Personal information
- Nationality: Scotland Canada
- Born: December 9, 1971 (age 54) Brampton, Ontario, Canada
- Height: 5 ft 11 in (180 cm)
- Weight: 180 lb (82 kg; 12 st 12 lb)

Sport
- Position: Forward
- Shoots: Right
- NLL teams: Philadelphia Wings (2010) Edmonton Rush (2008-09) Buffalo Bandits (2005-08) San Jose Stealth (2004) Albany Attack (2001-03) Rochester Knighthawks (1997-2000)
- Pro career: 1997–2010

= Dan Teat =

Dan Teat (born December 9, 1971) is a Scottish-Canadian professional box lacrosse coach and former player. He is currently a scout for the Buffalo Bandits of the National Lacrosse League. He is also the current head coach of the Brampton Excelsiors of Major Series Lacrosse. A native of Brampton, Ontario, Teat's long lacrosse career began when he was five years old in the Brampton Minor Lacrosse Association. He made his debut with the Brampton Jr. Excelsiors of the Ontario Junior A Lacrosse League in 1988, winning the league's rookie of the year award. Teat began playing for the Major Excelsiors of Major Series Lacrosse in 1993, once again winning his league's rookie of the year award. His association with the Excelsiors would last over two decades, and he was a forward on squads that won Mann Cup championships in 1993, 1998, 2002, 2008 and 2009.

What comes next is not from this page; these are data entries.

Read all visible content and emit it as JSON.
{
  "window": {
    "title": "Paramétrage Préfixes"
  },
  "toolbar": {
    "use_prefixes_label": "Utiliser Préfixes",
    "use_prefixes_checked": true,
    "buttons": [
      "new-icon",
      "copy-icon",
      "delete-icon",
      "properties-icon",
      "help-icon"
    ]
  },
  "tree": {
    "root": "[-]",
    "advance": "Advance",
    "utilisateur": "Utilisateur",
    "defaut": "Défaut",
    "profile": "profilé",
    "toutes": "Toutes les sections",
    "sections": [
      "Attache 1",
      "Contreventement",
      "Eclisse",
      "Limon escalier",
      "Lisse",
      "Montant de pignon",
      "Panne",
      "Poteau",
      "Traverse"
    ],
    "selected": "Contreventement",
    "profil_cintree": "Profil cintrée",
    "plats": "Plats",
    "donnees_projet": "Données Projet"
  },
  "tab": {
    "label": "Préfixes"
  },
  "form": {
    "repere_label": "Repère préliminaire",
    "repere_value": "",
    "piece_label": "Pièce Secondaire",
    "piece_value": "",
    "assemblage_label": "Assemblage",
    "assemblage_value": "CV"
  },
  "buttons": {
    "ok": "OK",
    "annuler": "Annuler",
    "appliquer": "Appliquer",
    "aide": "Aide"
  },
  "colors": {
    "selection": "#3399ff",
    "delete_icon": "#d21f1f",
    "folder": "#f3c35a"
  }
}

Teat's 211-game MILL/NLL career began in 1997 with the Rochester Knighthawks, with whom he won the Champion's Cup in his rookie year. He was left unprotected in the 2001 Expansion Draft, and was picked up by the Columbus Landsharks, who promptly dealt him to the Albany Attack for Ken Montour and Mat Giles. He spent the next three years with the Attack in Albany, and moved with them as the club became the San Jose Stealth. Teat then moved on to the Buffalo Bandits, where he played from 2005 to the middle of the 2008 season when he was dealt, along with a second-round pick in the 2008 draft and a first-round pick in the 2009 draft, to the Edmonton Rush for Mike Accursi. Teat led the Rush in scoring in 2009, and was traded to the Philadelphia Wings for Derek Malawsky after the season. He spent 2010 with the Wings, and signed on with the Boston Blazers prior to the 2011 season. Teat joined the Blazers for the first week of training camp before announcing his retirement from the NLL. Teat also represented Scotland in the inaugural World Box Lacrosse Championship.

Since retiring from the playing turf, Teat has been the head coach of the Jr. A Excelsiors and the head coach of the Major Excelsiors, with whom he won a sixth Mann Cup in 2011. His 25-year association with the Excelsiors ended in 2013. Teat currently serves as an assistant coach with the Panthers. In the NLL, he also served as an assistant coach for the Buffalo Bandits and the Panther City Lacrosse Club.

His son Jeff is currently a professional lacrosse player for New York Atlas and the Ottawa Black Bears.